Album: City Nights (Chrysalis)

At around the same time that Billy Joel was winning a Grammy for Just the Way You Are and disco, punk, and New Wave were simultaneously selling records, a pop/rock song about a runaway teenage girl who may or may not be a prostitute, “running wild” in the city, was a smash-hit.

The song Hot Child in the City spent 31 weeks on the charts, reaching no. 1 on the Billboard Hot 100 end of October 1978. Say what you want about the song, though, it’s catchy. What’s more, most people probably thought a woman was singing it.

Nick Gilder started out in music as the lead singer for the Vancouver, Canada based glam band Sweeney Todd. According to the biography on his website, he and guitarist Jimmy Mccullough were the founding members.

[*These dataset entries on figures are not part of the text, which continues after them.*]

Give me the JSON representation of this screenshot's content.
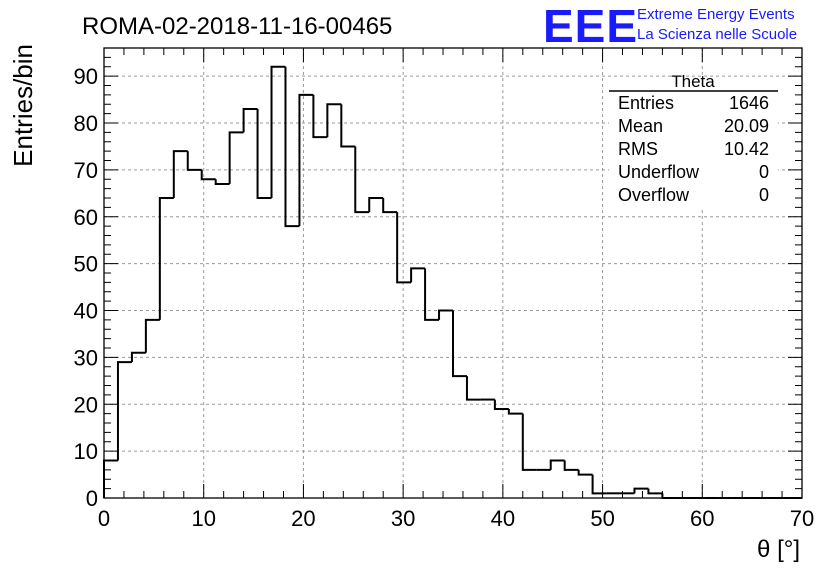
{
  "header": {
    "run_title": "ROMA-02-2018-11-16-00465",
    "logo_text": "EEE",
    "logo_line1": "Extreme Energy Events",
    "logo_line2": "La Scienza nelle Scuole"
  },
  "stats_box": {
    "title": "Theta",
    "rows": [
      {
        "label": "Entries",
        "value": "1646"
      },
      {
        "label": "Mean",
        "value": "20.09"
      },
      {
        "label": "RMS",
        "value": "10.42"
      },
      {
        "label": "Underflow",
        "value": "0"
      },
      {
        "label": "Overflow",
        "value": "0"
      }
    ]
  },
  "colors": {
    "logo_blue": "#1a1aff",
    "histogram_line": "#000000",
    "grid": "#9a9a9a"
  },
  "chart_data": {
    "type": "histogram",
    "xlabel": "θ [°]",
    "ylabel": "Entries/bin",
    "xlim": [
      0,
      70
    ],
    "ylim": [
      0,
      96
    ],
    "bin_width": 1.4,
    "x_ticks": [
      0,
      10,
      20,
      30,
      40,
      50,
      60,
      70
    ],
    "y_ticks": [
      0,
      10,
      20,
      30,
      40,
      50,
      60,
      70,
      80,
      90
    ],
    "grid": true,
    "values": [
      8,
      29,
      31,
      38,
      64,
      74,
      70,
      68,
      67,
      78,
      83,
      64,
      92,
      58,
      86,
      77,
      84,
      75,
      61,
      64,
      61,
      46,
      49,
      38,
      40,
      26,
      21,
      21,
      19,
      18,
      6,
      6,
      8,
      6,
      5,
      1,
      1,
      1,
      2,
      1,
      0,
      0,
      0,
      0,
      0,
      0,
      0,
      0,
      0,
      0
    ]
  }
}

The band had a No. 1 hit in Canada with Roxy Roller in 1976, and winning a Juno award, after which Gilder left the band with Jimmy McCullough to move the Los Angeles and start a solo career. Gilder was replaced by none other than the 15-year old Bryan Adams, who obviously did not start a band in the Summer of ’69. Sweeney Todd’s subsequent album If Wishes Were Horses was unsuccessful, and Adams left, after which the band replaced him with singer Chris Booth before breaking up in 1978.

Gilder with partner Jimmy McCullough fared a bit better. He signed a deal with Chrysalis and made an album called You Know Who You Are, followed by City Nights, featuring Hot Child in the City, co-written by Gilder and McCullough. None of Gilder’s other songs reach such heights. But, but Here Comes the Night (City Nights) was a minor hit, peaking at no. 44, and (You Really) Rock Me (Frequency) went to 57, both in 1979.

Nick Gilder is still well-remembered for the original Sweeney Todd hit Roxy Roller, and the band, for their part, tried to recapture the success of the song by recording new versions of it with new singers, but none of these attempts ever worked out. However, the band reunited in 2000 and released an album and then in 2007, they headlined the Golden Spike Days Festival in Port Moody, British Columbia, with Nick Gilder on vocals. The band is still gigging.

Some of Guilder’s songs were big hits for other artists, including Rated X for Pat Benatar, and The Warrior, which he wrote for Patti Smythe.